Our working capital at September 30, 2009 was negative by $2.7 million
compared to a positive working capital of $12.5 million at December 31,
2008, again driven by the $11.5 million TPS repurchase and a $7.0
million loan that has become short-term in nature.
Stockholders' equity was $113.2 million at September 30, 2009 compared
to $69.4 million at December 31, 2008.
About Reading International, Inc.
Reading International (http://www.readingrdi.com)
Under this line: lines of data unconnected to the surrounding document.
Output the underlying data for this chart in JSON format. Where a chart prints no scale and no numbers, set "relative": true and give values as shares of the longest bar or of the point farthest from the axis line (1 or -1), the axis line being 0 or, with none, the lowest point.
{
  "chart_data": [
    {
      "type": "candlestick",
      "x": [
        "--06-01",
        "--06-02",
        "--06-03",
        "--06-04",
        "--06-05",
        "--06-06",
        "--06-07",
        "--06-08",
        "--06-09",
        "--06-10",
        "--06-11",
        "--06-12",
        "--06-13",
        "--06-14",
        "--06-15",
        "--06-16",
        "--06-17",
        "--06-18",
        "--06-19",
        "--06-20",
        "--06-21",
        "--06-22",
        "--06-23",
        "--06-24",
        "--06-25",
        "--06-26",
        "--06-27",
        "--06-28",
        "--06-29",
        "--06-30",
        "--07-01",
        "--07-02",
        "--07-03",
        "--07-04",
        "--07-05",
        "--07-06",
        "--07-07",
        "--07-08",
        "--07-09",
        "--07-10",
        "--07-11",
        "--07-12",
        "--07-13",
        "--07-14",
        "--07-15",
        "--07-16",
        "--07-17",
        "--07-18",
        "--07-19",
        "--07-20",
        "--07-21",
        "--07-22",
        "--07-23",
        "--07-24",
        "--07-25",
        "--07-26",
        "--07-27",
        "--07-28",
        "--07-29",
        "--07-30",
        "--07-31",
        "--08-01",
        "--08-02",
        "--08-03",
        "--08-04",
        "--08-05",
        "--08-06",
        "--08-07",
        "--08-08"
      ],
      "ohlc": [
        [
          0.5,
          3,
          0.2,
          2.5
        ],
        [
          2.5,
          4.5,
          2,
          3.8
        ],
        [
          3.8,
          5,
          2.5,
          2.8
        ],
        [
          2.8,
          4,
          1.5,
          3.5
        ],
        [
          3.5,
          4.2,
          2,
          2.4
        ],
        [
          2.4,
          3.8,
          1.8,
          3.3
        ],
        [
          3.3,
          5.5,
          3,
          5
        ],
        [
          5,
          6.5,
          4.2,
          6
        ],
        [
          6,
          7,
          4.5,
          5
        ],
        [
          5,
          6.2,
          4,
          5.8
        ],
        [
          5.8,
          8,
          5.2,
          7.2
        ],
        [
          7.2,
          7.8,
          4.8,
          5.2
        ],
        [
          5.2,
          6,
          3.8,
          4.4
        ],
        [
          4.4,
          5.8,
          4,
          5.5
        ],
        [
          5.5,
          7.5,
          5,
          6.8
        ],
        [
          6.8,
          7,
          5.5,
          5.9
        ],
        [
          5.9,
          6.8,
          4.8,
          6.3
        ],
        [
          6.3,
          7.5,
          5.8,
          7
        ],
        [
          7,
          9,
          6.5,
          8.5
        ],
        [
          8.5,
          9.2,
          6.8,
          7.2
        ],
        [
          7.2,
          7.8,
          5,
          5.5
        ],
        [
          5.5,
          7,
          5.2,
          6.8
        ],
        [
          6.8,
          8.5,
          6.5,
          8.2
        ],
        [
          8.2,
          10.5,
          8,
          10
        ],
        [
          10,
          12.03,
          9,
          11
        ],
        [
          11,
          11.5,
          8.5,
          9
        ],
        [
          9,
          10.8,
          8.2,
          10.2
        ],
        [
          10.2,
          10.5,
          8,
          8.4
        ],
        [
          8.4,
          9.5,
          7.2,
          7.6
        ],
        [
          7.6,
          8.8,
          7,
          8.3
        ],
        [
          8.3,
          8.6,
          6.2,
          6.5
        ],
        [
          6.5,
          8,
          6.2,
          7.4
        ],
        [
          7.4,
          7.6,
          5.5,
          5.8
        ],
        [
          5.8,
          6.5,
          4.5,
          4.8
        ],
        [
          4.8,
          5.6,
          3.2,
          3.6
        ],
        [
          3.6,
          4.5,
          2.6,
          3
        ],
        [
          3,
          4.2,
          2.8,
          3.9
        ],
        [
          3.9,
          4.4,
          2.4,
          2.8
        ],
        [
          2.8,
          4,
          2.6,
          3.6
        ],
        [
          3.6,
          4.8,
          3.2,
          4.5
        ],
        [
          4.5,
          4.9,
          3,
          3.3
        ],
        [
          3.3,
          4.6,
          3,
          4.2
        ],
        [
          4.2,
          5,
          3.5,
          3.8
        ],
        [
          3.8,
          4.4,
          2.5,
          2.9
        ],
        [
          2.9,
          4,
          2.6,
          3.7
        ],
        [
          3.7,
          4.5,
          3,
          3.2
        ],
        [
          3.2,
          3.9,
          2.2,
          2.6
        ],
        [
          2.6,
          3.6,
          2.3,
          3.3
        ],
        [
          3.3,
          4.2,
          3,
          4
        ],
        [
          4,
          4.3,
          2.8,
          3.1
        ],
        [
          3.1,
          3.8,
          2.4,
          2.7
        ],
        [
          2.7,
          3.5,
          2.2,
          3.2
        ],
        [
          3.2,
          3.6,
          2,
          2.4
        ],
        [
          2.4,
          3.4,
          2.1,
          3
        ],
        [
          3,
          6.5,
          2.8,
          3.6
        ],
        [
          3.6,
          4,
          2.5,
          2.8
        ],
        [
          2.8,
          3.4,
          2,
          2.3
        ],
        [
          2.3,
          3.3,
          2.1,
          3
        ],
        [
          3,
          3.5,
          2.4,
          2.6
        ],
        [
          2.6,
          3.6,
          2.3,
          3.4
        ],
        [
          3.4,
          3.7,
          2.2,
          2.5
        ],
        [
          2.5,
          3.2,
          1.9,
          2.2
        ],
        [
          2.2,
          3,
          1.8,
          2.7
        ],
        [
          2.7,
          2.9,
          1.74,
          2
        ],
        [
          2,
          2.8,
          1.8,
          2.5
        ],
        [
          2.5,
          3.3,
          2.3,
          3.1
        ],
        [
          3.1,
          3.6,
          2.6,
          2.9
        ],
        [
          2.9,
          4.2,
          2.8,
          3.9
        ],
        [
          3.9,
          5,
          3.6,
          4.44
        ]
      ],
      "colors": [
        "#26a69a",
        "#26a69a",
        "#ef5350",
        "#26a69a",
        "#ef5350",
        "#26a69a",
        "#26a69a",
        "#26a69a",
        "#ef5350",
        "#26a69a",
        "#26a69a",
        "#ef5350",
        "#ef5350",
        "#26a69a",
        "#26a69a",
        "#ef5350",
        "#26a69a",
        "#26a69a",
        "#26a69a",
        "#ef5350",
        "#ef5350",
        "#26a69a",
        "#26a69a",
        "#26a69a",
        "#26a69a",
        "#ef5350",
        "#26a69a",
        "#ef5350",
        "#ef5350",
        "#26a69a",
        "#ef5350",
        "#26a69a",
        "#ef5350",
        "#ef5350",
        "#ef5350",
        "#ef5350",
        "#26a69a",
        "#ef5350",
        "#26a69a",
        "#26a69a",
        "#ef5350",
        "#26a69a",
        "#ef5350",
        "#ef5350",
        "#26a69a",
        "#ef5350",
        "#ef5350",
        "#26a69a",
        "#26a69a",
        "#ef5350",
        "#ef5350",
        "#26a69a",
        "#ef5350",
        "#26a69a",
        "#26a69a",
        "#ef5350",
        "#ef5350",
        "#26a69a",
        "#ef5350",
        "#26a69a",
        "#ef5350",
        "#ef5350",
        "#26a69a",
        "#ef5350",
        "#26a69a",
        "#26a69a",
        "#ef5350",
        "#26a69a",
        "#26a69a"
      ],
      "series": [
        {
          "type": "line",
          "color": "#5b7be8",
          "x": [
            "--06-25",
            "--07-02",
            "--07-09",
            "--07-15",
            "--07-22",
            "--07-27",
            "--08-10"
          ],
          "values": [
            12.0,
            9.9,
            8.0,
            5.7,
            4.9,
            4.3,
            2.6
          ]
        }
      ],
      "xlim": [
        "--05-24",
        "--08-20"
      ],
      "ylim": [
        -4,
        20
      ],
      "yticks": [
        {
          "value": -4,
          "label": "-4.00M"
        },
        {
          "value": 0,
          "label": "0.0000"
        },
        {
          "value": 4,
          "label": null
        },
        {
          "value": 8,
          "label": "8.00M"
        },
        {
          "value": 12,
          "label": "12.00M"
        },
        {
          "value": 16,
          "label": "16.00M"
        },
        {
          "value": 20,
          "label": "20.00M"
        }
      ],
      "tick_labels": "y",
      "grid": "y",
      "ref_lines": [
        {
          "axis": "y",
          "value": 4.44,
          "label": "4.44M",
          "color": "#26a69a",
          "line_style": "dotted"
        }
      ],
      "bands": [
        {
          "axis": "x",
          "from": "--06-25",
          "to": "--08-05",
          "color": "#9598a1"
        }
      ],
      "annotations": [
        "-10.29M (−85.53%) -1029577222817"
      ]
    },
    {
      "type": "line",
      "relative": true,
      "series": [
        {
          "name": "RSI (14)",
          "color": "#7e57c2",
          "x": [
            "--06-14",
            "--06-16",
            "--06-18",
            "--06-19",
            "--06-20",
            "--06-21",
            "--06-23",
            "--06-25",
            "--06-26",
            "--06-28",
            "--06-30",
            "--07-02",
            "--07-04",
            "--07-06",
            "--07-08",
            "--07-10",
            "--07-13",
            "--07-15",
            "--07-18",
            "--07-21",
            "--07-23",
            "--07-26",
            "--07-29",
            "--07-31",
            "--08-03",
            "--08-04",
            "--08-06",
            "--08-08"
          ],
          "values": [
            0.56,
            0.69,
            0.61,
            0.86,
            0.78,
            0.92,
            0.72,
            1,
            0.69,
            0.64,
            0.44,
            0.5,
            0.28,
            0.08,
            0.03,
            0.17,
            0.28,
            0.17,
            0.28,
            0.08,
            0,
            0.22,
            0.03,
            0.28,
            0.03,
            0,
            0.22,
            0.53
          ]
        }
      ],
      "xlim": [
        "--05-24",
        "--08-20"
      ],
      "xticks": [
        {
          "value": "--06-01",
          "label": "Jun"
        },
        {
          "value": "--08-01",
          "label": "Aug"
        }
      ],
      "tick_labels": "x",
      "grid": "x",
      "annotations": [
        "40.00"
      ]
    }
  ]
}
is in the business of owning and operating cinemas and developing,
owning and operating real estate assets. Our business consists primarily
of:
the development, ownership and operation of multiplex cinemas in the
United States, Australia and New Zealand; and
the development, ownership and operation of retail and commercial real
estate in Australia, New Zealand and the United States, including
entertainment-themed retail centers ("ETRC") in Australia and New
Zealand and live theater assets in Manhattan and Chicago in the United
States.
Reading manages its worldwide cinema business under various different
brands:
in the United States, under the
Reading brand,
Angelika Film Center brand (http://angelikafilmcenter.com/),
Consolidated Theatres brand (http://www.consolidatedtheatres.com/),
and
City Cinemas brand;
in Australia, under the Reading brand (http://www.readingcinemas.com.au/);
and
in New Zealand, under the
Reading (http://www.readingcinemas.co.nz)
and
Rialto (http://www.rialto.co.nz)
brands.
Forward-Looking Statements
Our statements in this press release contain a variety of
forward-looking statements as defined by the Securities Litigation
Reform Act of 1995. Forward-looking statements reflect only our
expectations regarding future events and operating performance and
necessarily speak only as of the date the information was prepared. No
guarantees can be given that our expectation will in fact be realized,
in whole or in part. You can recognize these statements by our
use of words such as, by way of example, "may," "will," "expect,"
"believe," and "anticipate" or other similar terminology.
These forward-looking statements reflect our expectation after having
considered a variety of risks and uncertainties. However, they
are necessarily the product of internal discussion and do not
necessarily completely reflect the views of individual members of our
Board of Directors or of our management team.